Il n'y a pas de divergence, madame la garde des sceaux, entre votre opinion et celle que je tente de défendre. Vous êtes garde des sceaux, vous défendez la jurisprudence et vous tenez un discours légitime pour une ministre de la justice. Vous dites que la jurisprudence couvre toutes les situations et qu'il n'est pas nécessaire d'apporter dans la loi la précision que je suggère. Néanmoins, nous avons également, dans cet hémicycle, un devoir de lisibilité et de pédagogie à accomplir. Votre discours est légitime, mais l'est tout autant le souhait des parlementaires de ne pas se satisfaire de la jurisprudence et de mettre en conformité la loi avec celle-ci. Tel est notre objectif collectif, comme le montre le fait que les amendements qui avaient été déposés provenaient de presque tous les bancs. C'est bien la preuve qu'un problème se pose. Il ne me semble pas illégitime que les parlementaires veuillent clarifier la loi et refusent de se satisfaire de la jurisprudence. Voilà le constat initial.
Pour clarifier la pratique et la loi, nous devons régler le problème de l'ancienneté de la relation, que l'amendement de mon collègue Stéphane Peu résout – d'ailleurs, en donnant un avis favorable à cet amendement, madame la garde des sceaux, vous avez bien considéré que l'intervention du législateur était utile – , et celui, tout aussi important, ayant trait à la nature des relations. Le caractère d'ancienneté, tel qu'il est défini, ne se raccroche qu'au concubinage, qui est la forme la plus légère décrite dans le code civil, car il est question d'une relation « continue et stable ». Mais la petite amie passagère ou le petit ami passager n'entrent pas dans le champ de la loi. Je ne souhaite pas alourdir cette dernière de mots inutiles, mais il faut couvrir à la fois l'ancienneté et la nature de la relation.
Voilà pourquoi j'ai déposé, un peu précipitamment, un sous-amendement qui, me semble-t-il, ne pose pas de problème majeur et dont la rédaction pourra évoluer au cours de la navette parlementaire.
On pourrait imaginer que l'utilisation de cette nouvelle expression de « relation de couple » désorganise d'autres normes juridiques, qui ne mentionneraient que le concubinage. Nous avons vérifié ce point : il se trouve qu'il n'existe aucun problème de coordination avec le sous-amendement no 176 . Les occurrences du terme « couple » dans les autres codes législatifs ressortissent aux cas d'expulsion locative, ainsi qu'aux conséquences de certaines dispositions relatives au droit des étrangers.

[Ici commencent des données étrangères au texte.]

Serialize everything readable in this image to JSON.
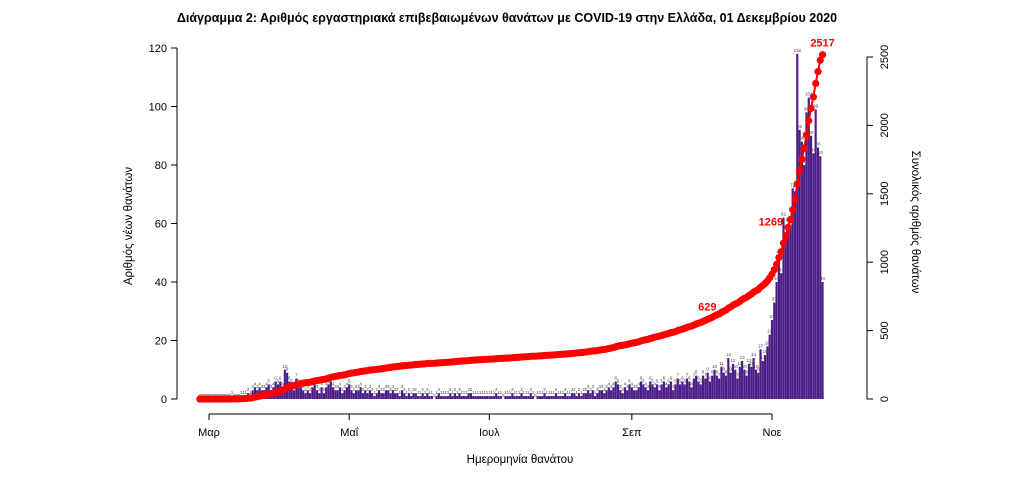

Sur ces deux sujets, on comprend que le concubinage est un préalable.
Autrement dit, pour être très précis, le sous-amendement ne désorganise aucune disposition majeure de notre droit. Il se contente de clarifier l'amendement no 119 . Je souhaite que nous l'adoptions, afin que nous puissions l'améliorer dans le cadre de la navette parlementaire, plutôt que de rejeter brutalement.